Properties do vary but I am not certain if cold winter is the main driver, were it so birch from Lapland would be a different wood from the southern variant. I don't think any meaningful differences have been measured. I know that people in times gone by chose carefully the place they took the wood, wood from marshy or overly wet area was considered inferior and wood grown on dry rocky places was also not prime material. Of course there are also beliefs about the phase of the moon when certain trees should be felled. :wacky:

I think that for knife handles a slow growth tree would be first choice.
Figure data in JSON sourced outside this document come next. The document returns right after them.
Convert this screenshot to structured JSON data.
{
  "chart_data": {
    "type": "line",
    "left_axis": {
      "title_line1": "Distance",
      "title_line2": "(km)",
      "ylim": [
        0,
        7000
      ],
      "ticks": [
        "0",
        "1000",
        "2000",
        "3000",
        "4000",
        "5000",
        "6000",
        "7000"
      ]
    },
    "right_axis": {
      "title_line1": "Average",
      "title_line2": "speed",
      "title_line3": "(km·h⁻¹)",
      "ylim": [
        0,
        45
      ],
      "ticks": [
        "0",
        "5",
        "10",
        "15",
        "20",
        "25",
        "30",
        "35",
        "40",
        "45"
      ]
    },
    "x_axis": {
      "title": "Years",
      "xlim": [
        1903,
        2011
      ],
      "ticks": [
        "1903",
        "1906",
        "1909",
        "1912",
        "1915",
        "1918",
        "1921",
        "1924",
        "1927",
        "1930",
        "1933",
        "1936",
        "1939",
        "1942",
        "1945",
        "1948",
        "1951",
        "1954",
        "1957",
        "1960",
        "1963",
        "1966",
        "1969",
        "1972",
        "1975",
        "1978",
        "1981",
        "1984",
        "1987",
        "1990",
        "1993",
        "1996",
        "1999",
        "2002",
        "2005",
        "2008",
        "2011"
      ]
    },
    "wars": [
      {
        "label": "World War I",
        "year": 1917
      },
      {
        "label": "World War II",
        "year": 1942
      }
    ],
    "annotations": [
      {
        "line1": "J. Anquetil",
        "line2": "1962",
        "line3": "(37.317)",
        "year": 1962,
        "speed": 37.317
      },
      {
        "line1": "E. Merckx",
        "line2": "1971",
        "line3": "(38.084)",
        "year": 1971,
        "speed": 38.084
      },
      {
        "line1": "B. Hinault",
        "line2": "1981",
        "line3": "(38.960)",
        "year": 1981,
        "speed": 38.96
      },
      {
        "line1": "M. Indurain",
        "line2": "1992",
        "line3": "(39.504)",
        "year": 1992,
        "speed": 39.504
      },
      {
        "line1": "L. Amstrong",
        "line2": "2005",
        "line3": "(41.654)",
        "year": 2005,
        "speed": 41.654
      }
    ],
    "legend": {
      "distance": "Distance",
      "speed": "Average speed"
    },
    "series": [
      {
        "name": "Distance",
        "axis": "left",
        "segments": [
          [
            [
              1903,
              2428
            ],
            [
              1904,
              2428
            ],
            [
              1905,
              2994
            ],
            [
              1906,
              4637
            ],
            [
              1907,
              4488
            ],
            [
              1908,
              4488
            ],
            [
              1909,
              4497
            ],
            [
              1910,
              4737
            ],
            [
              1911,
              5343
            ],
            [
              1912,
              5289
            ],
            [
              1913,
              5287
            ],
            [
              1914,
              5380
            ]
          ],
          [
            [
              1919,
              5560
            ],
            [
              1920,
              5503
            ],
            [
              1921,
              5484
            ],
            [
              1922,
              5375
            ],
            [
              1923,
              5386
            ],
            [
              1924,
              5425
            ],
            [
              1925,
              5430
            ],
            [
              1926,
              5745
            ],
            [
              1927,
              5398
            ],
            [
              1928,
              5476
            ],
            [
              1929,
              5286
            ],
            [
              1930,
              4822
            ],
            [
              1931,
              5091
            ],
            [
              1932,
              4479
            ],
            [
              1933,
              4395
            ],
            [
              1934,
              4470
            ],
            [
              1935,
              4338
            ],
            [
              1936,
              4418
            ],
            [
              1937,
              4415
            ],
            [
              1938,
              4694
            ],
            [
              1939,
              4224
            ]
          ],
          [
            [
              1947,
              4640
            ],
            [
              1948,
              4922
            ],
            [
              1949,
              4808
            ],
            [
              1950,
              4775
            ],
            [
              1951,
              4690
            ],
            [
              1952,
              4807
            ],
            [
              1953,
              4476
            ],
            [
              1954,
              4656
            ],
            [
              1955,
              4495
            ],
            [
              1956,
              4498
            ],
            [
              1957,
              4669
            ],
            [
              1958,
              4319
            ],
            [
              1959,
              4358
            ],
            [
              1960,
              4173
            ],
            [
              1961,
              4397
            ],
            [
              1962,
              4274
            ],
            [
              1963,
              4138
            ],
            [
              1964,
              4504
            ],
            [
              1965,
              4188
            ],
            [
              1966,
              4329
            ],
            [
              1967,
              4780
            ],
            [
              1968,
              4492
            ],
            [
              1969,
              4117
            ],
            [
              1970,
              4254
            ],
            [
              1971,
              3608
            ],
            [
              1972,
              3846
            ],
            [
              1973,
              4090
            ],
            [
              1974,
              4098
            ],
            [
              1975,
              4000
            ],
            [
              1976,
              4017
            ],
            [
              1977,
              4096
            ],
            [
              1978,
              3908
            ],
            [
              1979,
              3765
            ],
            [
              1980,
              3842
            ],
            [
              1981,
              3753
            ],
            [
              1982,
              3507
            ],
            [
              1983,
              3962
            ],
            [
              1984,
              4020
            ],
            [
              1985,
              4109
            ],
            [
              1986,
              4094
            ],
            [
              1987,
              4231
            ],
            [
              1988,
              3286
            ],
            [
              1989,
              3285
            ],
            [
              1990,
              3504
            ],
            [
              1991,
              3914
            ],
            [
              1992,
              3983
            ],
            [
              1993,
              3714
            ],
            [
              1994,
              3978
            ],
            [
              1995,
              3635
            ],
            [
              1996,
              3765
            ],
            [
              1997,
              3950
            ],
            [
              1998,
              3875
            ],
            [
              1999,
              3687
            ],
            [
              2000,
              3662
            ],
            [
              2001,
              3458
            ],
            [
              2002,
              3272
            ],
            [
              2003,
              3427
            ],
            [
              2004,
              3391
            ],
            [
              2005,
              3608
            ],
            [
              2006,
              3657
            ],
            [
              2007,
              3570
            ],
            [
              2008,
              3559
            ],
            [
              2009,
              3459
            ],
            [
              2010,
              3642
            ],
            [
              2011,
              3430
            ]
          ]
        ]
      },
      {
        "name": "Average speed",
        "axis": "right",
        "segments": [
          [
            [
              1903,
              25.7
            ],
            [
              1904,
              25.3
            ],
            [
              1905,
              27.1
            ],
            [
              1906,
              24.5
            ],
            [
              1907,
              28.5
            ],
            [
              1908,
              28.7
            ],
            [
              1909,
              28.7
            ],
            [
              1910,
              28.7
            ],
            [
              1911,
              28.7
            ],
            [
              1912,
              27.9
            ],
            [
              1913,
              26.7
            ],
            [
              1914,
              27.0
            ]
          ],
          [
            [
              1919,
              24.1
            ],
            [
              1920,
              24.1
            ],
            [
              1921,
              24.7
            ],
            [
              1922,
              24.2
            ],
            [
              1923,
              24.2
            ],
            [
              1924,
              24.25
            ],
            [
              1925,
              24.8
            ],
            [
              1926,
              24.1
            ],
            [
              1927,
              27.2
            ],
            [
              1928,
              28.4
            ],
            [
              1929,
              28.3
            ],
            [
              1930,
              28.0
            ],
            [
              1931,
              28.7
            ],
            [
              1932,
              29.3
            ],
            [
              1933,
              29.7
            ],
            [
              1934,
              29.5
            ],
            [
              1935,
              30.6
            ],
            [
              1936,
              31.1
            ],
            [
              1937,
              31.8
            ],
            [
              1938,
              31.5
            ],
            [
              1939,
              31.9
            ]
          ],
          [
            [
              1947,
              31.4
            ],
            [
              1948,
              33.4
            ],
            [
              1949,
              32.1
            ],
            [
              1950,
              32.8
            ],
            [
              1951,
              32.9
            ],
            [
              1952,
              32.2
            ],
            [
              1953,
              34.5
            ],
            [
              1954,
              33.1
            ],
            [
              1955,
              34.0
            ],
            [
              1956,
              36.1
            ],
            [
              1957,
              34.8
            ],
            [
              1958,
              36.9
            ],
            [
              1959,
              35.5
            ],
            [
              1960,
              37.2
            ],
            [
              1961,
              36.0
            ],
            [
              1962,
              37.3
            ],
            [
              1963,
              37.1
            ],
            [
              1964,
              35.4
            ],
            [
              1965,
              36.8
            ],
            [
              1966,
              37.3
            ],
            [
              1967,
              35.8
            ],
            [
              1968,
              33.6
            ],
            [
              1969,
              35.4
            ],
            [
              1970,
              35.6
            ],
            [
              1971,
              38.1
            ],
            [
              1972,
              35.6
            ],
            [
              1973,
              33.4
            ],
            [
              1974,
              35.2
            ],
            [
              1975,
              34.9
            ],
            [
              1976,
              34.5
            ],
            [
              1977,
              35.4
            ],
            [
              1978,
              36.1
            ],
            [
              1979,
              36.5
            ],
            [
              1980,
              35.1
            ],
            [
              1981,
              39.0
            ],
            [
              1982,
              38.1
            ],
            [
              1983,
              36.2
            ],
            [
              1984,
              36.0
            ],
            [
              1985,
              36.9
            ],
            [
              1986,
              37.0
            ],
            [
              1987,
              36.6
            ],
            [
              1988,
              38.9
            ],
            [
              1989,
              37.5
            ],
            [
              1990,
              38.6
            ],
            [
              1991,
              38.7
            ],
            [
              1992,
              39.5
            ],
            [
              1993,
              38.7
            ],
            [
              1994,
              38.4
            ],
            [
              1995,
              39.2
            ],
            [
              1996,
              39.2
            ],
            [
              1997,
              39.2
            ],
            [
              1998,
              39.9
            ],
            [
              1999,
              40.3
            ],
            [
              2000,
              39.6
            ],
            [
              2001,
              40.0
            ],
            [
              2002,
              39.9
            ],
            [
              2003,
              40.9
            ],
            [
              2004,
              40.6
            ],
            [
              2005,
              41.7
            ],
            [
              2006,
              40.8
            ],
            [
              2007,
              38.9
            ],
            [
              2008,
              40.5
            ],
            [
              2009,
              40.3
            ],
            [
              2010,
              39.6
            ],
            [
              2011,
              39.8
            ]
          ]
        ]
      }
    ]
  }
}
But I do know that a kuksa factory has some problems acquiring proper birch and they import some from northern parts of Russia but I have understood that again the requirement is for tight grain meaning slow growth.
 

C_Claycomb

Moderator staff
Mod
Oct 6, 2003
7,354
2,364
Bedfordshire
Slow growth causes a measurable difference in wood. Short days, short growing seasons and cold winters all come together with higher latitudes and cause slow growth. Maybe you mean the south of Finland vs north of Finland? I wouldn't know, but perhaps there isn't enough difference in day light and temperature to make a difference.
 

TLM

Bushcrafter (boy, I've got a lot to say!)
Nov 16, 2019
3,092
1,624
Vantaa, Finland
Yes, sorry, difference between south/north Finland. Difference in mean yearly temp and growth season length is quite large. The growth day in summer is actually quite long because of long daylight hours. Strengthwise slow growth is not necessarily better, in fact on many trees there is an optimum somewhere in between. Depends really what property is desirable.
 

Broch

Life Member
Jan 18, 2009
7,981
7,755
Mid Wales
www.mont-hmg.co.uk
Slow growth causes a measurable difference in wood. Short days, short growing seasons and cold winters all come together with higher latitudes and cause slow growth. Maybe you mean the south of Finland vs north of Finland? I wouldn't know, but perhaps there isn't enough difference in day light and temperature to make a difference.

To be honest it doesn't need to be a big difference in latitude or daylight hours; just the difference between a south facing and a north facing slope will change the growth rate. I have two pieces of woodland, one on the south facing slope and the other on the other side of the same hill - north facing. Both ash and oak are 20 to 25% larger in diameter for the same age trees on the south facing slope.

The other interesting thing is that growth has been slower for the last 20 to 30 years, despite warming, on both sides of the hill.